PHASE II: Refine the Phase I design and fabricate a prototype DC-DC modular multilevel converter (MMC) using SoA WBG devices. The prototype should be based on Power Electronic Building Block (PEBB) technology at a power level of at least 100 kW. Experimentally validate the unit’s performance over a variety operating conditions (partial to full power and bi-directional power flow), while maintaining device operating temperature below 175°C, and refine models as needed.
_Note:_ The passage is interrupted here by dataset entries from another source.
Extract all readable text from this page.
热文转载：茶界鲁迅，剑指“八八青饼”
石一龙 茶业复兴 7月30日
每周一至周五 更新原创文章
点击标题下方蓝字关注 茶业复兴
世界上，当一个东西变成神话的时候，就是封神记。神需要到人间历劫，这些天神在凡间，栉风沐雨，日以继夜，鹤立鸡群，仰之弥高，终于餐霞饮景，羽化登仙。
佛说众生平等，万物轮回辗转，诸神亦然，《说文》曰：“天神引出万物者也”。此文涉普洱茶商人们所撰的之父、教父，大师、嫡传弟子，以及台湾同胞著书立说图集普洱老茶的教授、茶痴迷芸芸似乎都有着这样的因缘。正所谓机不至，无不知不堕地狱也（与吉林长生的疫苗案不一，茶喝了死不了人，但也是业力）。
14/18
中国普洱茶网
Complete a cost analysis of concepts established to ensure the selected technology is competitive with conventional packaging technologies.

PHASE III DUAL USE APPLICATIONS: Complete the final design and manufacturing plans using the knowledge gained during Phases I and II, in order to support transition of system to Navy platforms. Ensure that the final system meets Navy unique requirements, e.g., shock, vibration, and electromagnetic interference (EMI). WBG power modules are seeing increased usage in a wide variety of commercial applications from electric vehicles to renewable energy storage.


  1. Naval Power and Energy System Technology Development Roadmap.  
  2. U. S. Drive Electrical and Electronics Technical Team Roadmap.
  3. Iradukunda, A.C., Huitink, D.R. and Luo, F. “A Review of Advanced Thermal Management Solutions and the Implications for Integration in High-Voltage Packages.” IEEE Journal of Emerging and Selected Topics in Power Electronics 8, 2020, pp. 256-271.
  4. Broughton, J., Smet, V., Tummala, R.R. and Y. K. Joshi. "Review of Thermal Packaging Technologies for Automotive Power Electronics for Traction Purposes." Journal of Electronic Packaging 140(4),040801, December 2018.